The spatial random effect now is modelled as

\[f \sim \mathcal{N}(0, Q^{-1}) \]

with

\[\begin{split} Q = \tau R, \\ R = D - \alpha A, \\ 0 \le \alpha < 1. \end{split}\]

If \(\alpha=0\), the model consist only of i.i.d. random effects, and if \(\alpha\) is close to 1, the model approaches ICAR.

Here is an artificial example of the CAR model:

def expit(x):
    return 1/(1 + jnp.exp(-x))

def car_model(y, A):

    n = A.shape[0]
    d = jnp.sum(A, axis=1)
    D = jnp.diag(d)

    b0 = numpyro.sample('b0', dist.Normal(0,1).expand([n]))
    tau = numpyro.sample('tau', dist.Gamma(3, 2)) 
    alpha = numpyro.sample('alpha', dist.Uniform(low=0., high=0.99))

    Q_std = D - alpha*A
    car_std = numpyro.sample('car_std', dist.MultivariateNormal(loc=jnp.zeros(n), precision_matrix=Q_std))
    sigma = numpyro.deterministic('sigma', 1./jnp.sqrt(tau))
    car = numpyro.deterministic('car', sigma * car_std)

    lin_pred = b0 + car
    p = numpyro.deterministic('p', expit(lin_pred))

    # likelihood
    numpyro.sample("obs", dist.Bernoulli(p), obs=y)


# spatial data 'y' and adjacency structure 'adj'
y = jnp.array([0, 0, 1, 0, 1, 0, 0, 0])

A = np.array([[0, 1, 0, 0, 0, 0, 0, 0],
              [1, 0, 1, 1, 0, 0, 0, 1],
              [0, 1, 0, 1, 0, 0, 0, 1],
              [0, 1, 1, 0, 1, 0, 0, 1],
              [0, 0, 0, 1, 0, 0, 0, 0],
              [0, 0, 0, 0, 0, 0, 1, 0],
              [0, 0, 0, 0, 0, 1, 0, 1],
              [0, 1, 1, 1, 0, 0, 1, 0]])

# Run MCMC to infer the parameters
nuts_kernel = NUTS(car_model)
mcmc = MCMC(nuts_kernel, num_samples=1000, num_warmup=1000, progress_bar=False)
mcmc.run(rng_key=jax.random.PRNGKey(0), y=y, A=A)

# Extract posterior samples
samples = mcmc.get_samples()

#mcmc.print_summary()

Task 28

Simulate data from the CAR model using South African boundaries and neighbourhood structure (use adjacency_matrix_sa as A, and y=None to create simulations) with Bernoulli likelihood
Fit the CAR model to the data which you have simluated (make adjustments if necessary).
Plot posterior distribution of \(\alpha\), and add the true velue of \(\alpha\) to this plot.
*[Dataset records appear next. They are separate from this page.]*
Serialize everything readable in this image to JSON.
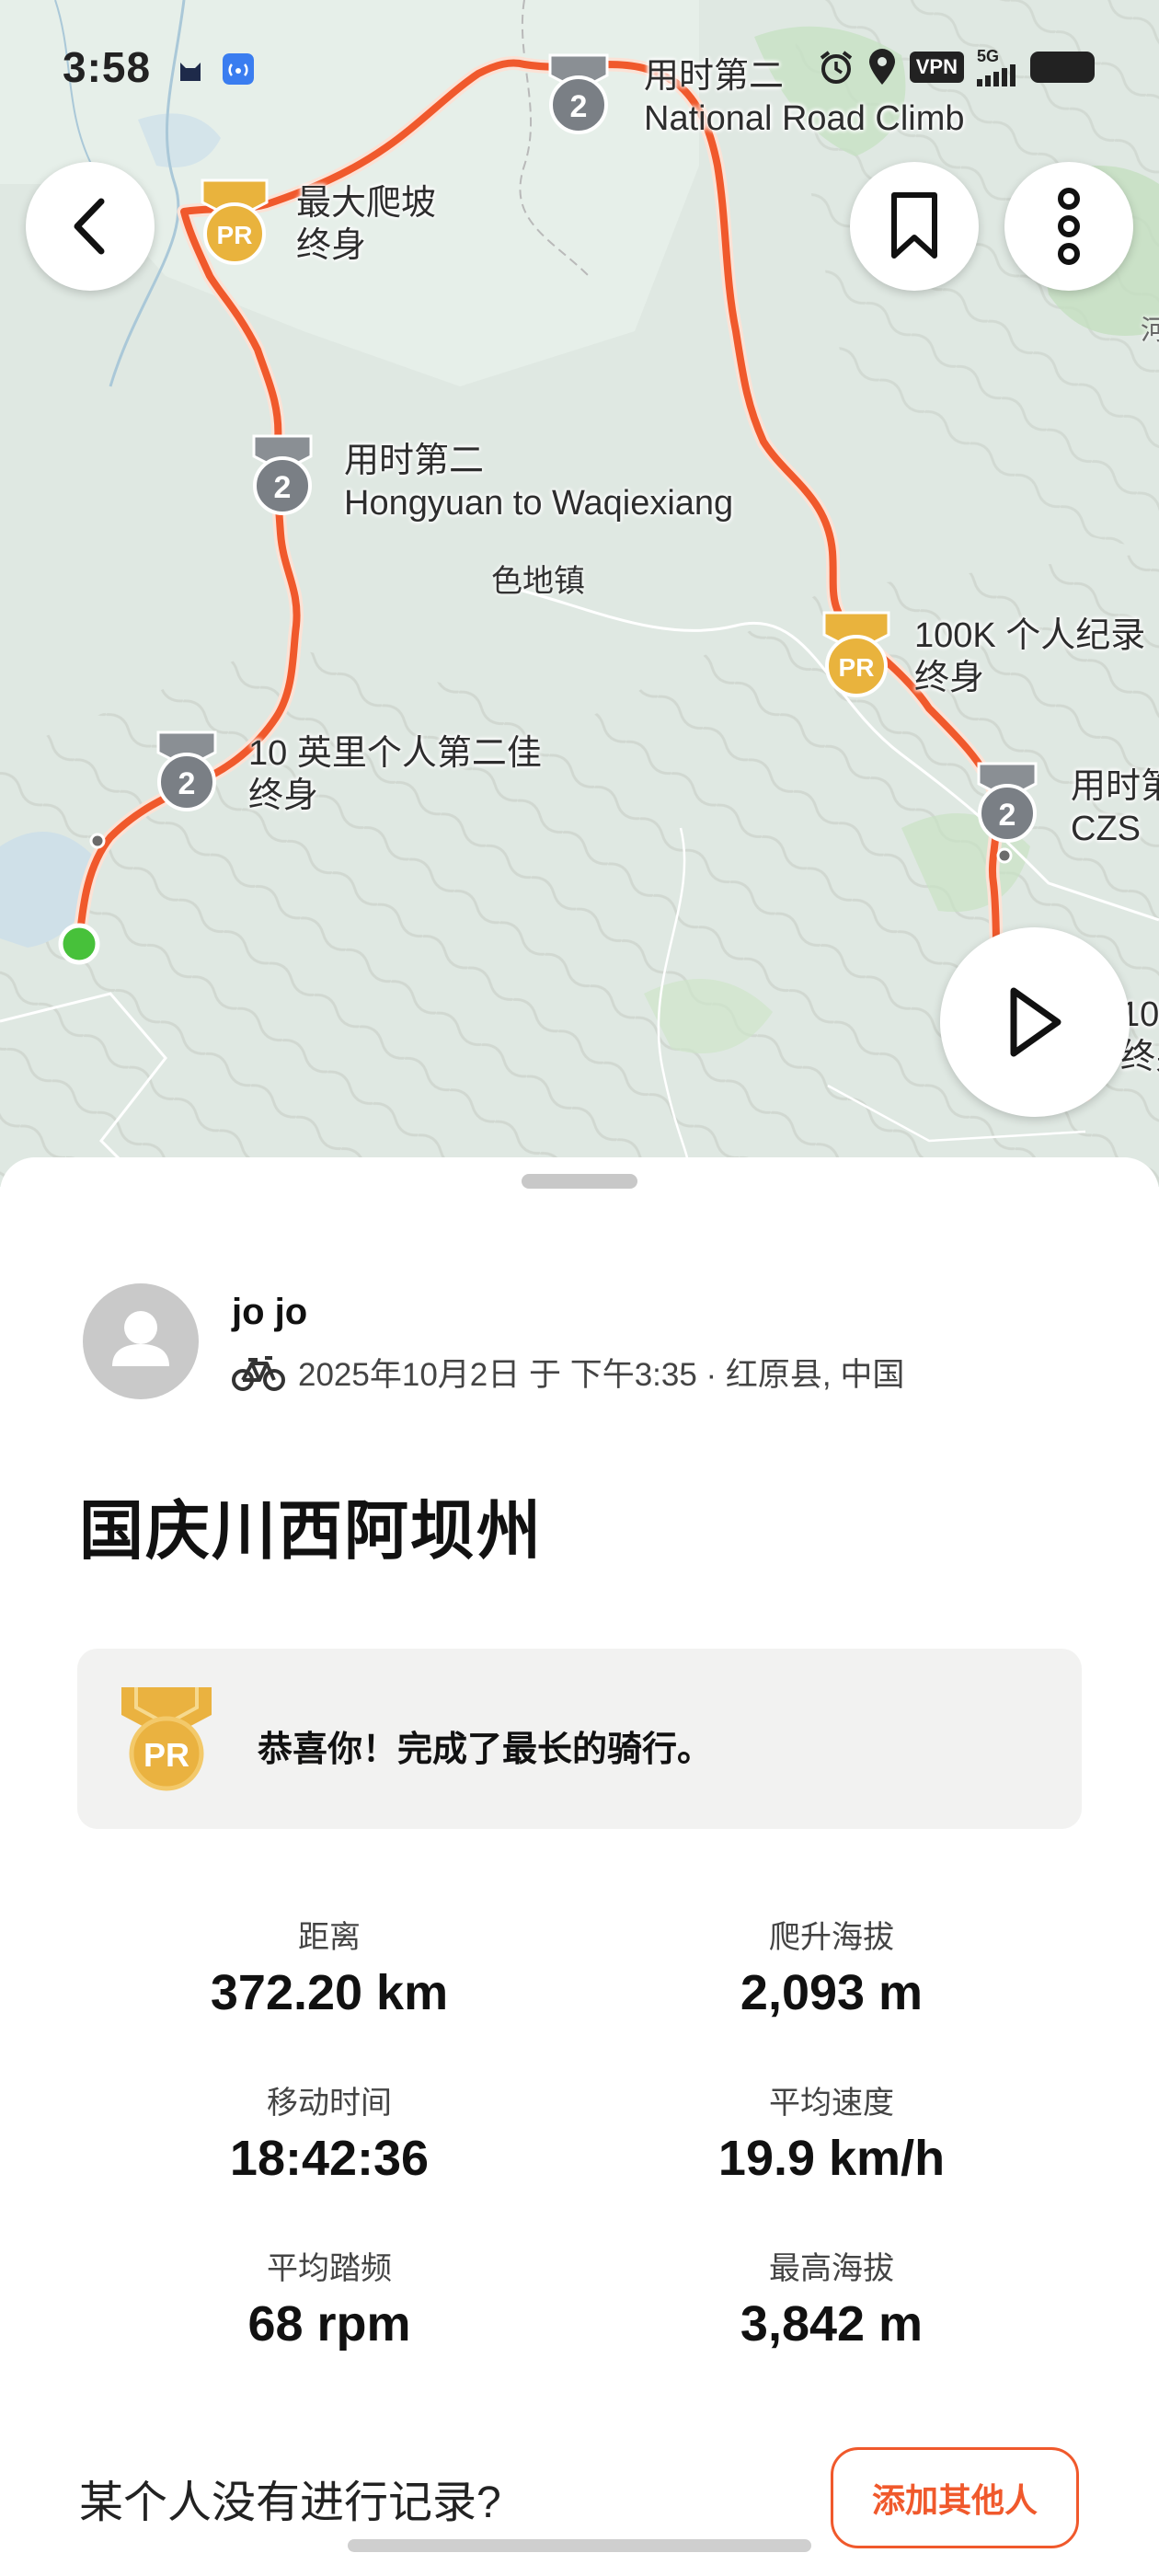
{
  "status_bar": {
    "time": "3:58",
    "vpn": "VPN",
    "network": "5G",
    "icons": [
      "cat-app-icon",
      "hotspot-icon",
      "alarm-icon",
      "location-icon",
      "signal-icon",
      "battery-icon"
    ]
  },
  "map": {
    "segment_labels": [
      {
        "line1": "用时第二",
        "line2": "National Road Climb",
        "badge": "2"
      },
      {
        "line1": "最大爬坡",
        "line2": "终身",
        "badge": "PR"
      },
      {
        "line1": "用时第二",
        "line2": "Hongyuan to Waqiexiang",
        "badge": "2"
      },
      {
        "line1": "100K 个人纪录",
        "line2": "终身",
        "badge": "PR"
      },
      {
        "line1": "10 英里个人第二佳",
        "line2": "终身",
        "badge": "2"
      },
      {
        "line1": "用时第",
        "line2": "CZS",
        "badge": "2"
      },
      {
        "line1": "10",
        "line2": "终身",
        "badge": ""
      }
    ],
    "town_label": "色地镇",
    "edge_label": "河",
    "colors": {
      "route": "#f0592c",
      "start": "#47c13a",
      "pr_badge": "#e9b33d",
      "rank_badge": "#7a7f85"
    }
  },
  "actions": {
    "back_icon": "chevron-left-icon",
    "bookmark_icon": "bookmark-icon",
    "more_icon": "more-vertical-icon",
    "play_icon": "play-icon"
  },
  "athlete": {
    "name": "jo jo",
    "meta": "2025年10月2日 于 下午3:35 · 红原县, 中国",
    "sport_icon": "bike-icon"
  },
  "activity": {
    "title": "国庆川西阿坝州",
    "achievement": "恭喜你！完成了最长的骑行。",
    "achievement_badge": "PR"
  },
  "stats": [
    {
      "label": "距离",
      "value": "372.20 km"
    },
    {
      "label": "爬升海拔",
      "value": "2,093 m"
    },
    {
      "label": "移动时间",
      "value": "18:42:36"
    },
    {
      "label": "平均速度",
      "value": "19.9 km/h"
    },
    {
      "label": "平均踏频",
      "value": "68 rpm"
    },
    {
      "label": "最高海拔",
      "value": "3,842 m"
    }
  ],
  "footer": {
    "question": "某个人没有进行记录?",
    "add_button": "添加其他人"
  },
  "brand": {
    "accent": "#f0592c"
  }
}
What do you observe?
Make sactter plots of \(f_\text{true}\) vs \(f_\text{fitted}\), and add a diagonal line to this plot. What do you observe?

The Besag-Yorg-Mollié model#

The Besag, York, and Mollié (BYM) decomposes the spatial random effect \(f\) into the sum of an i.i.d. component \(v\) and spatiallly structured component \(w\). Each of these two components has its own precision parameter \(\tau_v\) and \(\tau_w\), respectively:

\[ f \sim \mathcal{N}(0, \tau_v^{-1}I + \tau_w^{-1}R^-). \]

This model provides more flexibility than the CAR formulation.